VIEWPOINT: Keeping it real while planning a dream wedding
When I was a little girl, I would imagine my wedding day as an extravagant affair in Paris complete with horse-drawn carriages, copious amounts of goodies and, of course, a show-stopping gown with an unreasonably long train. Perhaps I could even have my favorite songstress Joanna Newsom take the stage for the first dance.
No one ever stopped to tell me that I was living in a fantasy world.
I met Zachary Pfahler in 3D art class at Sonoma State University in 2008. He was an art history major while I was working on my studio art minor. Though neither of us were very good at creating 3D art, something beautiful did come from that class—our relationship.
After graduating, we moved to Claremont so Zack could attend the University of California, Riverside to get his master’s degree. He went to school while I worked. It wasn’t a glamorous life, but we made it through.
Zack asked me to marry him on Christmas Day 2013 after four-and-a-half years of dating. It was like a dream. Rose petals. Champagne. Our favorite song. I felt warm and fuzzy all over. This was it. I had done the time and now we were finally getting married!
This feeling lasted about a week until someone broke the spell with five little words: “Do you have a date?” With that phrase, reality began to break through my post-engagement euphoria.
Zack and I are what you might call “creative types.” We have grand ideas but we both have a terrible vice, procrastination.
In the weeks to come, we would continue to be asked when our wedding bells would be chiming, along with other probing questions, such as: “What’s your theme?” “What are your colors?” “Will it be a big or small wedding?” We spent the first month hiding under a rock and the second month considering elopement (a thought that has crossed our minds many times since), but after a few more months and a bit of soul searching, we decided on a small backyard wedding to be held in May.
As we began to plan this low-key gathering we ran into some serious issues, number one being that no one we knew had a large enough yard. We tried to make it work time and time again, but it seemed we were not meant to have the backyard wedding of our dreams.
My father, Ronald Gustin, suggested that we check out a location called the Bard Mansion located on Port Hueneme, a Navy base in Ventura County. I resisted because, with the word “mansion” in the title, I was convinced that we could never afford it. But with some goading, I found myself standing outside one of the most beautiful places I had ever seen. Noted architect Myron Hunt, who also designed Pomona College and the Huntington Library, designed the Bard Mansion, a historic Antebellum-style estate. The moment I saw it, I was hooked. When a couple is as poor as a proverbial pair of church mice, fate—that incurable romantic—often intervenes. Thanks to my father’s status as a retired Navy man, we have access to this stunning venue and its incredibly reasonable prices.

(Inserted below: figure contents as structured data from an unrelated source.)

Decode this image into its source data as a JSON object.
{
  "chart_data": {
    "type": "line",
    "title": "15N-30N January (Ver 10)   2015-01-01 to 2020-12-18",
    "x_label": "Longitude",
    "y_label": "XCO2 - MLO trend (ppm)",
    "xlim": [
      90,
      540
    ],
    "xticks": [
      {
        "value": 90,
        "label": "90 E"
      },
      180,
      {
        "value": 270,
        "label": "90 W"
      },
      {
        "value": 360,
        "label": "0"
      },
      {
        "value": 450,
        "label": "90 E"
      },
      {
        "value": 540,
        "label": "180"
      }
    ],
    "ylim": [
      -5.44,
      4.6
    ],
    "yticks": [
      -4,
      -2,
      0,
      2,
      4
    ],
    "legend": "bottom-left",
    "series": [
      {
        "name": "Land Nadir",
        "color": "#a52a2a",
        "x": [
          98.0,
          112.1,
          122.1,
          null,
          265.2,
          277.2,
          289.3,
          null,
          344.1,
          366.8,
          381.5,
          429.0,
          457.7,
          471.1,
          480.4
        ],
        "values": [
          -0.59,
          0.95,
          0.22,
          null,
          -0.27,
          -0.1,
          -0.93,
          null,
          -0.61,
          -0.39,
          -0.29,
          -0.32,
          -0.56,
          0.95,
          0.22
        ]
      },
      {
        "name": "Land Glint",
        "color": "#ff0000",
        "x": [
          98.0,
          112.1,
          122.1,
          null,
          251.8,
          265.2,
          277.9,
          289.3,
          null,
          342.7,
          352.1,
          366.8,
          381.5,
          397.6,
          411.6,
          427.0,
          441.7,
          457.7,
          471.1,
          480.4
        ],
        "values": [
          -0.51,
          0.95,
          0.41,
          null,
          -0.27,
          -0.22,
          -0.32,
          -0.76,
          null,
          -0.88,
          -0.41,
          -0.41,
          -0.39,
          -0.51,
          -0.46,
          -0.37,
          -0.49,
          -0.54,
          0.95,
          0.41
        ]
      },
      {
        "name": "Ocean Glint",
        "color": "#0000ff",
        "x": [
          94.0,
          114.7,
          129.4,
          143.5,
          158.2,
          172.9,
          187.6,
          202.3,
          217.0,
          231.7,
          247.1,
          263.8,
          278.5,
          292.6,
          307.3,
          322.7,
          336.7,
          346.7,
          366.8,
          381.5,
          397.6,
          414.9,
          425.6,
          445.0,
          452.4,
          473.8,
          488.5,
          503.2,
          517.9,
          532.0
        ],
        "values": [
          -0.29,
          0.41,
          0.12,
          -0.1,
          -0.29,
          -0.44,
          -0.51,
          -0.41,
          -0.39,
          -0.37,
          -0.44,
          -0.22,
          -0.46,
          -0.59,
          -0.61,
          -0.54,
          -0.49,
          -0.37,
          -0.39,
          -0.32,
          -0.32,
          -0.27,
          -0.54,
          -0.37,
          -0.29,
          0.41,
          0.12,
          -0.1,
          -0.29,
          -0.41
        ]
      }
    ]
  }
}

Soon after, I found the most amazing wedding dress, a full-length, romantic ivory gown at Deborah’s Bridal in Upland. Deborah’s has also provided us with bridesmaids’ dresses and tuxes. Having secured my location and a dress, it finally felt like everything was falling into place. That is until reality struck again. The costs quickly started adding up, putting us in a panic and making us wonder why we didn’t elope in the first place.
We started calling in favors from all of our talented friends—flowers from one, photos from another and hair and make-up from my brilliant hairdresser. Being a crafty person has also helped considerably. With sites like Pinterest, I have been able to take on small DIY projects like the seating cards and guest book. So with help from our parents and a lot of generous support, we have been able to make it work.
However, we have had to downsize our dream almost every step of the way. Instead of the 300 guests we had hoped to have, we had to settle for a still-fantastic 125 attendees. We are also putting our honeymoon on the back-burner for the time being, as every spare cent will be going toward our ceremony. Instead, we will just spend a few blissful days off work together.
One of the biggest and most painful lessons I have learned is to let go of that childhood dream. You can have an unforgettable wedding, but you MUST be realistic. As can be seen in my move from a lavish destination wedding to hippy-ish backyard nuptials to a practical but elegant event, you have to stay flexible.
With this in mind, we have been chugging along nicely. We decided to create our own invitations, but left the cake to the professionals. With a little tweak here and a little pinch there, we have been able to create the wedding of our more realistic dreams.
Through the whole process, we have both had to learn how to prioritize, budget and compromise. It seems the trials and tribulations of wedding planning have left us more prepared for married life than when we began.
At times, things have gotten a little tense but, with perseverance and a lot of love, even two procrastinators like us can make it work!